I therefore entreat you likewise not to seek after wealth and affluence, but a good disposition, and gentleness. Seek for a pious and self-denying damsel, and these will be to you better than countless treasures. If you seek the things of God, these others will come also; but if you pass by those, and hasten unto these, neither will these follow.
But such a man, one will say, became rich by his wife! Are you not ashamed of bringing forward such examples? I had ten thousand times sooner become a poor man, as I have heard many say, than gain wealth from a wife. For what can be more unpleasing than that wealth? What more painful than the abundance? What more shameful than to be notorious from thence, and for it to be said by all, such a man became rich by a wife? For the domestic discomforts I pass by, all that must needs result from hence, the wife's pride, the servility, the strifes, the reproaches of the servants. The beggar, the ragged one, the base one, and sprung of base. Why, what had he when he came in? Do not all things belong to our mistress? But thou dost not care at all about these sayings, for neither are you a freeman. Since the parasites likewise hear worse things than these, and are not pained wherefore neither are these, but rather pride themselves in their disgrace; and when we tell them of these things, Let me have, says one of them, something pleasant and sweet, and let it choke me. Alas! The devil, what proverbs has he brought into the world, of power to overturn the whole life of such persons. See at least this self-same devilish and pernicious saying; of how much ruin it is full. For it means nothing else than these words, Have thou no regard to what is honorable; have thou no regard to what is just; let all those things be cast aside, seek one thing alone, pleasure. Though the thing stifle you, let it be your choice; though all that meet you spurn you, though they smear your face with mire, though they drive you away as a dog, bear all. And what else would swine say, if they had a voice? What else would filthy dogs? But perhaps not even they would have said such things, as the devil has persuaded men to rave.
Wherefore I entreat you, being conscious of the senselessness of such words as these, to flee such proverbs, and to choose out those in the Scriptures that are contrary to them.
But what are these? Go not, it is said, after your lusts, and refrain yourself from your appetites. Sirach 18:30 And, touching an harlot again, it is said in opposition to this proverb, Give not heed to a bad woman: for honey drops from the lips of a woman that is an harlot, which, for a season, is luscious unto your throat; but afterwards you shall find it more bitter than gall, and sharper than a two-edged sword.
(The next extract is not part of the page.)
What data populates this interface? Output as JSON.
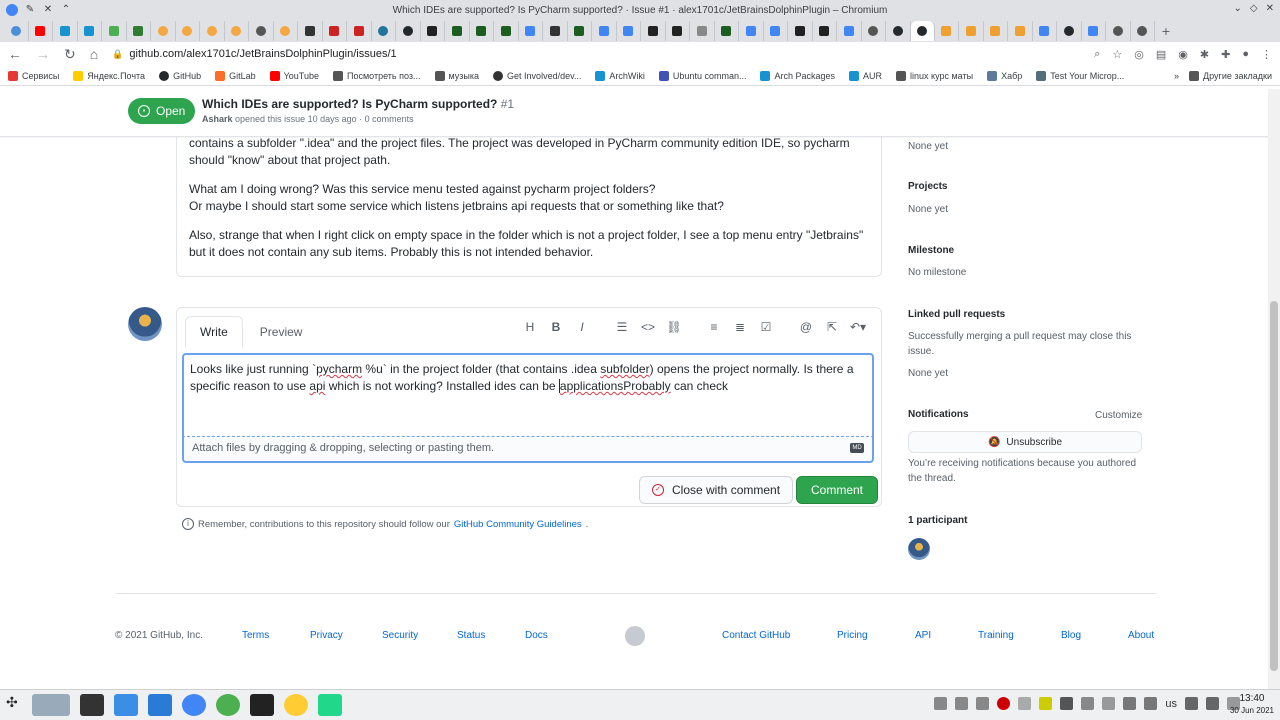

Unto these last then let us listen, not unto those. For hence indeed spring our mean, hence our slavish thoughts, hence men become brutes, because in everything they will follow after pleasure according to this proverb, which, even without arguments of ours, is of itself ridiculous. For after one is choked, what is the gain of sweetness?
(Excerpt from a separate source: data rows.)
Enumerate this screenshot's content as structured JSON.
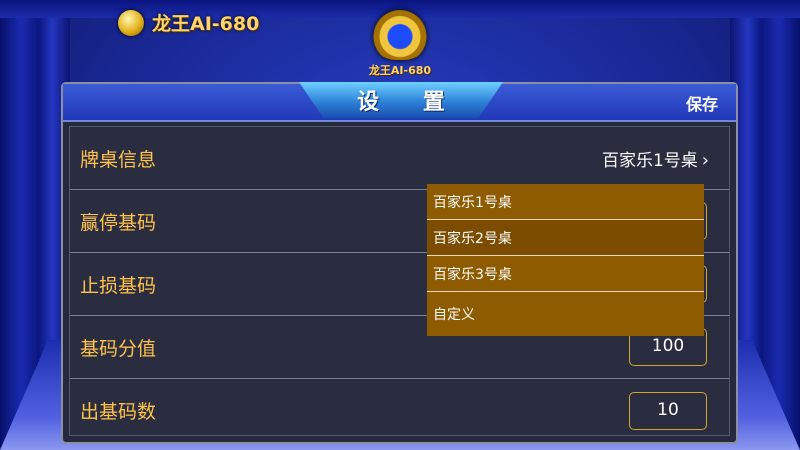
{
  "brand": {
    "name": "龙王AI-680"
  },
  "logo": {
    "caption": "龙王AI-680"
  },
  "header": {
    "title": "设 置",
    "save_label": "保存"
  },
  "rows": [
    {
      "label": "牌桌信息",
      "value": "百家乐1号桌",
      "chevron": "›"
    },
    {
      "label": "赢停基码",
      "value": ""
    },
    {
      "label": "止损基码",
      "value": ""
    },
    {
      "label": "基码分值",
      "value": "100"
    },
    {
      "label": "出基码数",
      "value": "10"
    }
  ],
  "dropdown": {
    "options": [
      "百家乐1号桌",
      "百家乐2号桌",
      "百家乐3号桌",
      "自定义"
    ]
  },
  "colors": {
    "accent": "#ffc24a",
    "dropdown_bg": "#8f5b00",
    "header_blue": "#2138b8",
    "panel_bg": "#26283c"
  }
}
Cease, therefore, to set up such great absurdity, and to kindle hell and unquenchable fire; and let us look steadfastly (at length though late) as we ought, unto the things to come, having put away the film on our eyes, that we may both pass the present life honestly, and with much reverence and godly fear, and attain unto the good things to come, by the grace and love towards man of our Lord Jesus Christ, to whom be glory world without end. Amen.